Bizim Anadolu'dan Irak'taki, Suudi Arabistan'daki gibi petrol fışkırıyor olsaydı Kurtuluş Savaşı kaç yıl sürerdi merak ediyorum.Bu açıdan talihliyiz belki. Belki petrol kaynaklarının nihayet sonuna doğru yaklaşıldığı için bütün dünya da talihli. O zaman askeri gücünü "müttefik"e satanların, ordusu "ekonomik faktör" olan sistemlerin de sonu gelecek.
Teknoloji geliştirme merkezli üretim sektörleri ve bu sektörlerde elde edilen ürünlerin serbest ticaretine dayalı bir dünya ekonomisinde savaşlara daha az rastlanacağı, daha az kan akacağı kesin. Başta enerji kaynakları olmak üzere, doğal kaynakların giderek yenilenebilir hale geldiği bir dünyada kim kimi neyi kapışmak için kesecek?
Dünyanın geleceğine dair umutlu olmak için bir sürü temel neden var. Ama aradaki süreçte belki eskiyle yeni dünya arasında kıyasıya bir boğuşma olacak. Bugün doğan çocukların, onların çocuklarının gelecekte yaşanacak dünyada nasıl bir yer bulacağına ise her coğrafyada insanlar bugünden karar vermek durumundalar. Aradaki süreci nasıl geçirecekleri de bu kararlarla doğrudan bağlantılı.

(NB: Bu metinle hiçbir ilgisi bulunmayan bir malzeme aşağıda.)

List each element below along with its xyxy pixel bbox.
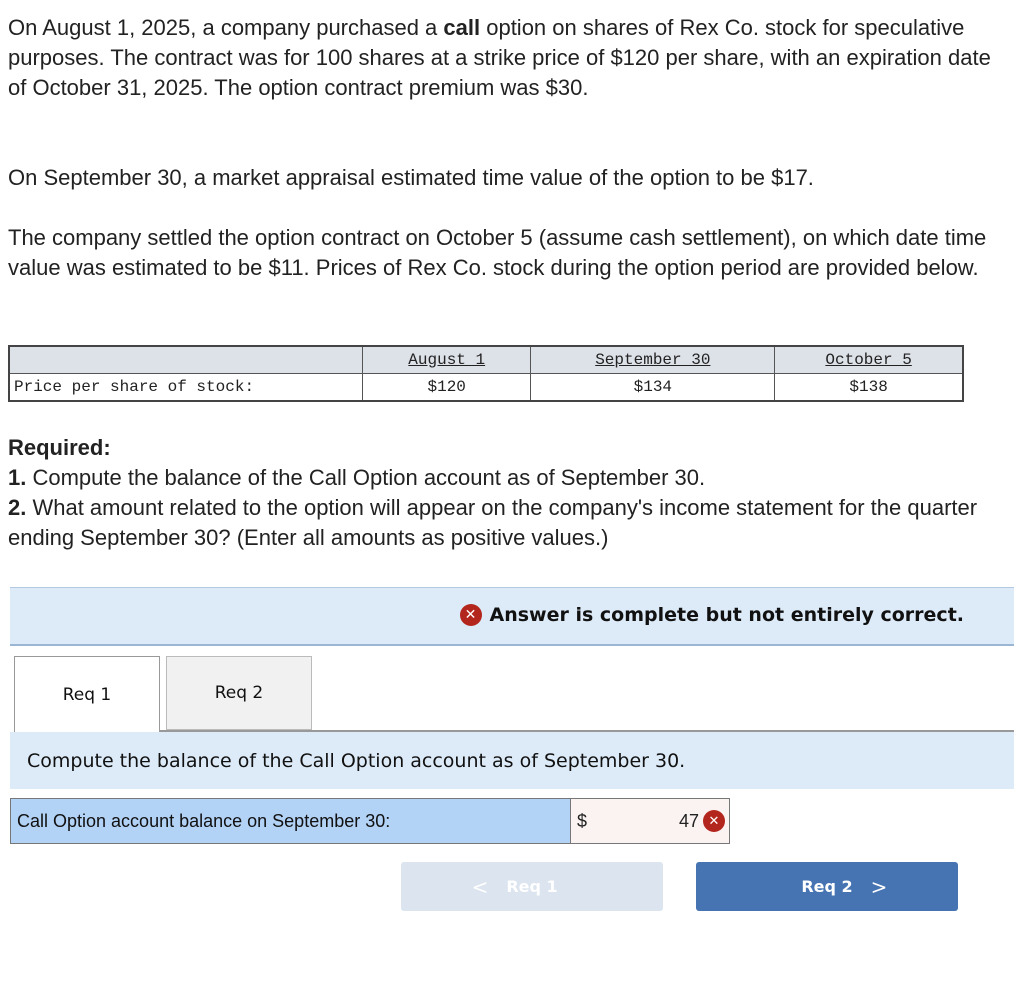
intro-text-start: On August 1, 2025, a company purchased a [8, 15, 444, 40]
x-circle-icon: ✕ [459, 604, 482, 626]
prev-button-label: Req 1 [506, 877, 558, 896]
header-august-1: August 1 [408, 351, 486, 369]
table-header-row: August 1 September 30 October 5 [8, 345, 965, 374]
table-header-cell: August 1 [361, 345, 532, 374]
required-item-text: Compute the balance of the Call Option a… [26, 465, 706, 490]
table-header-cell: September 30 [530, 345, 776, 374]
table-header-cell: October 5 [774, 345, 965, 374]
price-september-30: $134 [530, 373, 776, 402]
chevron-right-icon: > [870, 874, 888, 899]
header-september-30: September 30 [595, 351, 711, 369]
currency-symbol: $ [577, 810, 588, 831]
prev-req-1-button[interactable]: < Req 1 > [401, 862, 663, 911]
required-item-1: 1. Compute the balance of the Call Optio… [8, 463, 1008, 493]
answer-value-input[interactable]: 47 [591, 811, 699, 832]
chevron-left-icon: < [471, 874, 489, 899]
table-header-blank [8, 345, 363, 374]
problem-appraisal: On September 30, a market appraisal esti… [8, 165, 814, 190]
problem-intro: On August 1, 2025, a company purchased a… [8, 13, 998, 103]
feedback-content: ✕ Answer is complete but not entirely co… [459, 604, 964, 626]
required-item-number: 1. [8, 465, 27, 490]
next-button-label: Req 2 [801, 877, 853, 896]
feedback-message: Answer is complete but not entirely corr… [489, 604, 964, 626]
answer-label: Call Option account balance on September… [11, 799, 571, 843]
next-req-2-button[interactable]: < Req 2 > [696, 862, 958, 911]
header-october-5: October 5 [825, 351, 912, 369]
instruction-panel: Compute the balance of the Call Option a… [10, 732, 1014, 789]
instruction-text: Compute the balance of the Call Option a… [27, 750, 686, 772]
required-section: Required: 1. Compute the balance of the … [8, 433, 1008, 553]
tab-req-2[interactable]: Req 2 [166, 656, 312, 730]
intro-bold-call: call [443, 15, 481, 40]
required-title: Required: [8, 435, 111, 460]
answer-row: Call Option account balance on September… [10, 798, 730, 844]
feedback-banner: ✕ Answer is complete but not entirely co… [10, 587, 1014, 646]
problem-settlement: The company settled the option contract … [8, 225, 987, 280]
price-october-5: $138 [774, 373, 965, 402]
required-item-number: 2. [8, 495, 27, 520]
requirement-tabs: Req 1 Req 2 [14, 656, 312, 732]
incorrect-x-icon: ✕ [703, 810, 725, 832]
stock-price-table: August 1 September 30 October 5 Price pe… [8, 345, 965, 402]
tab-req-1[interactable]: Req 1 [14, 656, 160, 732]
required-item-text: What amount related to the option will a… [8, 495, 978, 550]
price-august-1: $120 [361, 373, 532, 402]
table-row: Price per share of stock: $120 $134 $138 [8, 373, 965, 402]
required-item-2: 2. What amount related to the option wil… [8, 493, 1008, 553]
row-label: Price per share of stock: [8, 373, 363, 402]
answer-input-cell[interactable]: $ 47 ✕ [571, 799, 729, 843]
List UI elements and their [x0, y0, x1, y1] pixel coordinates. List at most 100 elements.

Sonuçta "teknoloji", "teknoloji çağı", suya düşünce de çalışan cep telefonu gibi ıvır zıvırlardan çok daha temel olgulardan söz ederken kullanılmalı. Ivır zıvırlarla, insanlık açısından devrim niteliğinde olan teknolojileri çok kalın hatlarla birbirinden ayırmalı. (ŞA/EK)
Jeremy Rifkin kim?
* Ekonomi ve uluslararası ilişkiler okudu.
* 30 yılda 20 ülkede 500 üniversitede ders verdi.
* 1994'den beri Wharton School's "Executive Education Program"da şirketlerin yönetim kurulu başkanlarına ve üst düzey yöneticilere, "bilim ve teknolojideki yeni trendler ve bu trendlerin küresel ekonomi, toplum ve çevre üzerindeki etkileri" konulu dersler veriyor.
* 1977'de kurduğu Wahington DC merkezli " The Foundation on Economic Trends " bu konulara odaklı araştırmalar yapıyor.
* 1998'de yayınlanan ve bestseller olan "Biotech Century", 2000'de yayınlanan ve e-ekonomiye de odaklanan "The Age of Access: The new culture of hypercapitalism, Where all of life is a paid-for experience" en çok bilinen kitapları. İkinciyle ilgili bir makale Business Week 'de bulunabilir.
* Makaleleri Los Angeles Times , The Guardian , Le Monde , El Pais , Espresso , Frankfurter Algemeine da dahil pekçok gazetede düzenli olarak yayınlanıyor. CNN Cross Fire, Face the Nation, Lehrer News Hour, Larry King Live, Good Morning America gibi TV ve radyo programlarının sık sık konuğu oluyor.